What you will need to prove
To be successful you will generally need to show:
- That the account belonged to the decedent (or was estate property) and was closed without proper authority;
- What happened to the funds (bank records and transaction history);
- That the administrator either lacked authority or breached fiduciary duties in closing or using the funds; Which persons are entitled to notice or distribution under the will or by intestacy.
Practical timeline and expectations
Act quickly. Banks may limit how long they retain records. Probate courts also have schedules and deadlines. Begin collecting documents and contact the court and the bank within days to weeks after you learn of the closure. If you suspect improper dissipation of funds, seek legal help soon to preserve remedies and evidence.
Helpful Hints
- Document everything: dates, names, who you spoke to, and what was said.

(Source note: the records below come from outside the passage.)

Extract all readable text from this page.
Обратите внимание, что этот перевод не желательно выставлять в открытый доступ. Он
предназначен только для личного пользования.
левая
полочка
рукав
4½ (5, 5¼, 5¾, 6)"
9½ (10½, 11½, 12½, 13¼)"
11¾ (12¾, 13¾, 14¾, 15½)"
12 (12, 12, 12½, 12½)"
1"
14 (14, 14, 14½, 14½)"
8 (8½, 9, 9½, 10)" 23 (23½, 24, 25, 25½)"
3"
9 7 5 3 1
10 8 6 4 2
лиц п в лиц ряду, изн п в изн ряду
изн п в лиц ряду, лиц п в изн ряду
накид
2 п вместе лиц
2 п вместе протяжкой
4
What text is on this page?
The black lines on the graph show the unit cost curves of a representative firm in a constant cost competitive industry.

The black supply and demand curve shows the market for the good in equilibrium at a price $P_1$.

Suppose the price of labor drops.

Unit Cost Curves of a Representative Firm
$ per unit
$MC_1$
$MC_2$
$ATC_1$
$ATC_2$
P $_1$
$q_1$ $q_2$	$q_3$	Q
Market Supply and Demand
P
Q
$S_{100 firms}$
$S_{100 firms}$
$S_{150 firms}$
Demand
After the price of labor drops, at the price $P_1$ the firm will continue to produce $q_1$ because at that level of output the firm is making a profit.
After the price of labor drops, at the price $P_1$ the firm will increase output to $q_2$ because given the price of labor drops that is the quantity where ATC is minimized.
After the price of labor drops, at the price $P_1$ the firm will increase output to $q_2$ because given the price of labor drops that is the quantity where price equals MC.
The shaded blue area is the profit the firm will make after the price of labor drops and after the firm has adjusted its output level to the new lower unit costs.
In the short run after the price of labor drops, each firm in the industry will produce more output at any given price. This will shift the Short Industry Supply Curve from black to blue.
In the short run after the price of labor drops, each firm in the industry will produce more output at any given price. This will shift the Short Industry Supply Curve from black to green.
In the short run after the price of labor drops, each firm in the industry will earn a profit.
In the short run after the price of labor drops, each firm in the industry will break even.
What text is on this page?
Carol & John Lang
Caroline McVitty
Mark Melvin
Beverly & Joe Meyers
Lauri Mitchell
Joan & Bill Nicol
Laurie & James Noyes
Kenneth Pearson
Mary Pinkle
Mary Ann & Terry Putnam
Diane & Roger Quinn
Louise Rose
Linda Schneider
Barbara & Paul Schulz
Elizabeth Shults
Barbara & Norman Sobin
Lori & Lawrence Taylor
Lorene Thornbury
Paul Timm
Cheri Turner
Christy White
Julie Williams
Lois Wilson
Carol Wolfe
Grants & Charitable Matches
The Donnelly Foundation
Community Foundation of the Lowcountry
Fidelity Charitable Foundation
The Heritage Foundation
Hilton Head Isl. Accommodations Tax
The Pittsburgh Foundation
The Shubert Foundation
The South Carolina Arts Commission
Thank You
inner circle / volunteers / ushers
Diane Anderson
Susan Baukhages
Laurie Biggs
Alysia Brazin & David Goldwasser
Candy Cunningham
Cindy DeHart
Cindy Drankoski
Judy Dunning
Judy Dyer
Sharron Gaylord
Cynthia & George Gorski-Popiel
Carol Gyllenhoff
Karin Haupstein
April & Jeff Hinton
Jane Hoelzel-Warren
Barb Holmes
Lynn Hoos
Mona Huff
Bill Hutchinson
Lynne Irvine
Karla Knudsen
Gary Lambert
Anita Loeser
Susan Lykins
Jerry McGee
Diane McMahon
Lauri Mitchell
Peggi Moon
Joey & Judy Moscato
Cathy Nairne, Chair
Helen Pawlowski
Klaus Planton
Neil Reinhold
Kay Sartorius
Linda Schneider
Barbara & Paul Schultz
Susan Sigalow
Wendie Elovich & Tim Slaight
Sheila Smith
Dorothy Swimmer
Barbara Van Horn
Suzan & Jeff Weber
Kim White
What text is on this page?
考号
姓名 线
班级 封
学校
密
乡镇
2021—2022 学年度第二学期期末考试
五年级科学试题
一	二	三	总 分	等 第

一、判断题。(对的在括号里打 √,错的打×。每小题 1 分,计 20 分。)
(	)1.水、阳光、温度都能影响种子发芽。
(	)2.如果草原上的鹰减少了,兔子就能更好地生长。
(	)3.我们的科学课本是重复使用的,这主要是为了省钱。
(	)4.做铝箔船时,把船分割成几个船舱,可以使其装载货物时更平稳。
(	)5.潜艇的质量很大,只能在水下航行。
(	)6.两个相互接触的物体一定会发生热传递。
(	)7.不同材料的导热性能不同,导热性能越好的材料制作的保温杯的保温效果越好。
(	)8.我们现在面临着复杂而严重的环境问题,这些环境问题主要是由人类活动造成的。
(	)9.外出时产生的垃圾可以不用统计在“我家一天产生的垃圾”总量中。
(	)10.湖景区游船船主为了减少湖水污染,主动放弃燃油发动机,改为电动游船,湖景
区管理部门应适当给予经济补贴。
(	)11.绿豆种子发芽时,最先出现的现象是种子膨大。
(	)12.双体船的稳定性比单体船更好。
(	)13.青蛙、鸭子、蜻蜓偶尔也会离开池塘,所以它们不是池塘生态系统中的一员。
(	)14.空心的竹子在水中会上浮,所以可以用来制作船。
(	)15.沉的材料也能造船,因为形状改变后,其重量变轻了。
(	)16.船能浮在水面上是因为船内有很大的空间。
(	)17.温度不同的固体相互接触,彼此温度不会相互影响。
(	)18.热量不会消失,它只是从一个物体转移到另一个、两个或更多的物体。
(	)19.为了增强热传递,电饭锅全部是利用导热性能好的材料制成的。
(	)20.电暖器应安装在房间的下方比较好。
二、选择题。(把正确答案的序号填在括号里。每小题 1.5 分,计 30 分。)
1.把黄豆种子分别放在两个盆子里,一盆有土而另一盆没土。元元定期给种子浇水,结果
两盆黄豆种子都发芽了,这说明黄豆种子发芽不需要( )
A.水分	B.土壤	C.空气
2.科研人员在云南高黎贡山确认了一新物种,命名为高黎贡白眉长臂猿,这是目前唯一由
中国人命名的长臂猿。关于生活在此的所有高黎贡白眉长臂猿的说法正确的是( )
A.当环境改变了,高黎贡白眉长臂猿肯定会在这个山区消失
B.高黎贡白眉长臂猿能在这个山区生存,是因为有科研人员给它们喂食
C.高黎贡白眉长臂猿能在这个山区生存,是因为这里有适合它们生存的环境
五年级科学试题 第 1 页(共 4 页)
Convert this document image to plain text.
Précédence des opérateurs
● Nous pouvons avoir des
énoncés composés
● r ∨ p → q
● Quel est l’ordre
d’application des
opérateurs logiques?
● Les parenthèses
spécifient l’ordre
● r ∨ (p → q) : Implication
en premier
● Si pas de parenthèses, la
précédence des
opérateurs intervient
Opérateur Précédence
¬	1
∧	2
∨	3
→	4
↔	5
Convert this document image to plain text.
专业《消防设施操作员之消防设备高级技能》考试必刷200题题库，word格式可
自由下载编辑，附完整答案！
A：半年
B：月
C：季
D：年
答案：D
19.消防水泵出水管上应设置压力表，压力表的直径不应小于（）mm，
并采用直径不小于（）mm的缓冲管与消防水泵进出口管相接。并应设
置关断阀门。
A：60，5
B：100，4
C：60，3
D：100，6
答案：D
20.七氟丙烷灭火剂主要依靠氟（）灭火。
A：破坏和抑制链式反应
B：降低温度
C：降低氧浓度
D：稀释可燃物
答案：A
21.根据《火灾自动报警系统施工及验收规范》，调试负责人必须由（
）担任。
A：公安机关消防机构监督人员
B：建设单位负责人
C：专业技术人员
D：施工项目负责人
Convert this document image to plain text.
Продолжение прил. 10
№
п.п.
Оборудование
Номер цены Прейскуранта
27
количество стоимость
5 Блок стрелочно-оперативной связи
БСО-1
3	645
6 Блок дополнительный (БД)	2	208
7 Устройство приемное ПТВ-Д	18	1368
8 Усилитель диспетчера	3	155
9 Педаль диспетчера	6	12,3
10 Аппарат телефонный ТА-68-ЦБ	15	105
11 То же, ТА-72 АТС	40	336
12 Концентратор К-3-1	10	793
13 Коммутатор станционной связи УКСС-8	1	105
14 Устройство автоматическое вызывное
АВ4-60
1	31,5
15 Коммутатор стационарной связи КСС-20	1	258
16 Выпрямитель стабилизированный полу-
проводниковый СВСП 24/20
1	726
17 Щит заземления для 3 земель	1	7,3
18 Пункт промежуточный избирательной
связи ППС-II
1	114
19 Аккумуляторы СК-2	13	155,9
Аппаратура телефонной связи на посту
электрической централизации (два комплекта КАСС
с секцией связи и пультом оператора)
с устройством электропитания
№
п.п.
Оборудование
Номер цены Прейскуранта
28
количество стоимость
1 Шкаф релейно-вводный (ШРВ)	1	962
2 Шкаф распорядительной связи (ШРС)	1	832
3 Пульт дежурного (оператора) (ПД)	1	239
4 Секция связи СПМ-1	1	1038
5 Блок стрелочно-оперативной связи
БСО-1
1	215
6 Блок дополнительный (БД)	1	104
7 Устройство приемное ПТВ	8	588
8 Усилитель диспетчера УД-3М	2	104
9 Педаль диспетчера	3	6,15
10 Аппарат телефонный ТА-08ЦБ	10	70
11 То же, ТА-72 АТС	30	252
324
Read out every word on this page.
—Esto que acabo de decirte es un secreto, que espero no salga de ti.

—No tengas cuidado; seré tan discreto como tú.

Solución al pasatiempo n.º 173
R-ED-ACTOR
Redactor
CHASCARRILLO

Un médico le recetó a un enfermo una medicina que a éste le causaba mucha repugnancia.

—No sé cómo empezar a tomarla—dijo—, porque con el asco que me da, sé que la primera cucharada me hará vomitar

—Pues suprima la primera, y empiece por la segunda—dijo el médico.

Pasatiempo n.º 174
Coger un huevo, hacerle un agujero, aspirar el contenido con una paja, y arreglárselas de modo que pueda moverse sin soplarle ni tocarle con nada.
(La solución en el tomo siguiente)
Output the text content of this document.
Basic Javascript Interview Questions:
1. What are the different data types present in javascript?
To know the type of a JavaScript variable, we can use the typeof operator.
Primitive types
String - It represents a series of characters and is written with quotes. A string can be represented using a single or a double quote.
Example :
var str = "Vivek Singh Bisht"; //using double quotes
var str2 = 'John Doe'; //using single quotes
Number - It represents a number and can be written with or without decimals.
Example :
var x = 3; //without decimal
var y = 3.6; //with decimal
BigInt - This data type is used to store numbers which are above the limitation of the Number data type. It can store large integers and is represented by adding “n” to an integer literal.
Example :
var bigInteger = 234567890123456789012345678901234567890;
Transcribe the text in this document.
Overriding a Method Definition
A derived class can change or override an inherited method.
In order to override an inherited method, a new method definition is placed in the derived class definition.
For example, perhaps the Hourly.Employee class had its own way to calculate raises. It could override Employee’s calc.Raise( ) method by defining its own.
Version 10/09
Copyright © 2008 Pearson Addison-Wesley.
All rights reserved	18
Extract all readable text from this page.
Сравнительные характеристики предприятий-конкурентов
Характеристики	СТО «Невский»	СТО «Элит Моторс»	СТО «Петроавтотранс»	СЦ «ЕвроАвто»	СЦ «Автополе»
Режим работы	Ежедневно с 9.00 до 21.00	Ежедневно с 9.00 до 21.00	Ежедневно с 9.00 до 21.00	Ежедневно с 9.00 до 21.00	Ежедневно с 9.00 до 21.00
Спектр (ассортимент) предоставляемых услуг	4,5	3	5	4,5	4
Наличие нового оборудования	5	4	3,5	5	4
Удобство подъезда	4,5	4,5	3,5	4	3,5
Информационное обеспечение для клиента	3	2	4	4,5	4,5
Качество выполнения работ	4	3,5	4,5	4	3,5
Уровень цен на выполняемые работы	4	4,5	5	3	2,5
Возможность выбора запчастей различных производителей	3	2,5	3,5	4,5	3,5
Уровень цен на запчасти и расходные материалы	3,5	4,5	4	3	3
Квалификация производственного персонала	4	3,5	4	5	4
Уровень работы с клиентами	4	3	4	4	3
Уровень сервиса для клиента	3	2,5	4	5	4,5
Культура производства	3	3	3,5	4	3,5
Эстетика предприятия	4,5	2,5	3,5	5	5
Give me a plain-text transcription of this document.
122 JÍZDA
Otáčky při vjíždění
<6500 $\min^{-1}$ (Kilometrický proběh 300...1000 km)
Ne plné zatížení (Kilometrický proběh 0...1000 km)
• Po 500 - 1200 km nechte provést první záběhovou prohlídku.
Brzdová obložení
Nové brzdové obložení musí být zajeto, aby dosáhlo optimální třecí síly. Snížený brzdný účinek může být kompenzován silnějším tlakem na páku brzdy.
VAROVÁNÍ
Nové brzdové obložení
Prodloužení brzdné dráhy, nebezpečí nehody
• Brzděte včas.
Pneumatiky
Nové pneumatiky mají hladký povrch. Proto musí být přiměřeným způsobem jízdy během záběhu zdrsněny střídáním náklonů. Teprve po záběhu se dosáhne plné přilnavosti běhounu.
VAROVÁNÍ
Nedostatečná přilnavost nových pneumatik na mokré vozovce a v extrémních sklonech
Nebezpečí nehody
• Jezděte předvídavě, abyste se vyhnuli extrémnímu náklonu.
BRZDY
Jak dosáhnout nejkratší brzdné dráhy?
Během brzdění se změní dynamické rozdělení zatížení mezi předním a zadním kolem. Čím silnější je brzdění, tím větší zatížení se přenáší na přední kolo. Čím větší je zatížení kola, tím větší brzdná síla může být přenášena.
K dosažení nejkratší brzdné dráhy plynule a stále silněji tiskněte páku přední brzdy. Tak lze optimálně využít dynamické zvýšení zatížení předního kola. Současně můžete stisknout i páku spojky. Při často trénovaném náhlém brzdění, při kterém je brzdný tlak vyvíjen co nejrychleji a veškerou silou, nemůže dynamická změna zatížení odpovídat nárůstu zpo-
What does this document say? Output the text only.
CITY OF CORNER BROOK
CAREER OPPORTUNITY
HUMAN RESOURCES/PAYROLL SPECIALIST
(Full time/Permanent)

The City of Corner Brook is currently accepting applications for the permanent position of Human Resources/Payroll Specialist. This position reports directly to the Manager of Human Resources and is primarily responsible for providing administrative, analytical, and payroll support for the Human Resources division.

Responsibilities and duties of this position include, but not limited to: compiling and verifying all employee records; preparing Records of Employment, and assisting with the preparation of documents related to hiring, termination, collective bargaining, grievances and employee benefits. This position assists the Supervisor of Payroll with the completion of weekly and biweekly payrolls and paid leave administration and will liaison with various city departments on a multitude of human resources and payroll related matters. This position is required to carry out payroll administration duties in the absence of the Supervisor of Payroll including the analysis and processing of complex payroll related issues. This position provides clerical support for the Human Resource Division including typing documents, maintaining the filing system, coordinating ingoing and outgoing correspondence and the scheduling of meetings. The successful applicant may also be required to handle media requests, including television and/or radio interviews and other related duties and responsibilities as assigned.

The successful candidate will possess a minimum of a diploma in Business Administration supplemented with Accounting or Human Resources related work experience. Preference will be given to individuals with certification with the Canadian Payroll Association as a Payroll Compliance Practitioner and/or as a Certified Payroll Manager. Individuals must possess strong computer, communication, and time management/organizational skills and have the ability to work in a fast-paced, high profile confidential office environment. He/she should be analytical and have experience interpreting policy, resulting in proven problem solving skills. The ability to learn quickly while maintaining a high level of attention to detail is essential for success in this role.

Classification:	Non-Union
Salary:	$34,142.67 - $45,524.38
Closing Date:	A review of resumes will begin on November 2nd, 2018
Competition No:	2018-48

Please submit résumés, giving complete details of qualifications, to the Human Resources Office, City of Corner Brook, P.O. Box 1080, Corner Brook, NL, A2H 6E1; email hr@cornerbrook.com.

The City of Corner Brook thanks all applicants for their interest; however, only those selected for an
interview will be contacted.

- Request bank records in writing and keep copies of all correspondence.
- Ask the bank whether the account was titled as “Payable on Death,” “Joint with Right of Survivorship,” or as an estate account — the title matters.
- Find the probate case number or confirm whether probate was opened; that identifies the administrator officially.
- Send a concise written demand for an accounting to the administrator by certified mail (signature required) and keep proof of mailing and receipt.
- If the administrator refuses to produce records, consider filing a petition in probate court to compel an accounting or production of documents.
- Keep communications polite and factual; courts prefer clear, documented attempts to resolve disputes before litigation.
- When contacting the bank, ask about their policies on releasing funds after death — sometimes banks close accounts upon notice of death and deposit funds to the estate or hold them pending probate instructions.
- Consult a South Carolina probate attorney early if large sums are missing, if the administrator is uncooperative, or if you suspect fraud.
Where to find more information
South Carolina Code, Title 62 (Probate, Trusts and Fiduciaries): https://www.scstatehouse.gov/code/t62.php
South Carolina Judicial Branch (courts and probate information): https://www.sccourts.org
If you need help turning these steps into specific filings or a demand letter, consider contacting an attorney who practices probate and estate litigation in South Carolina.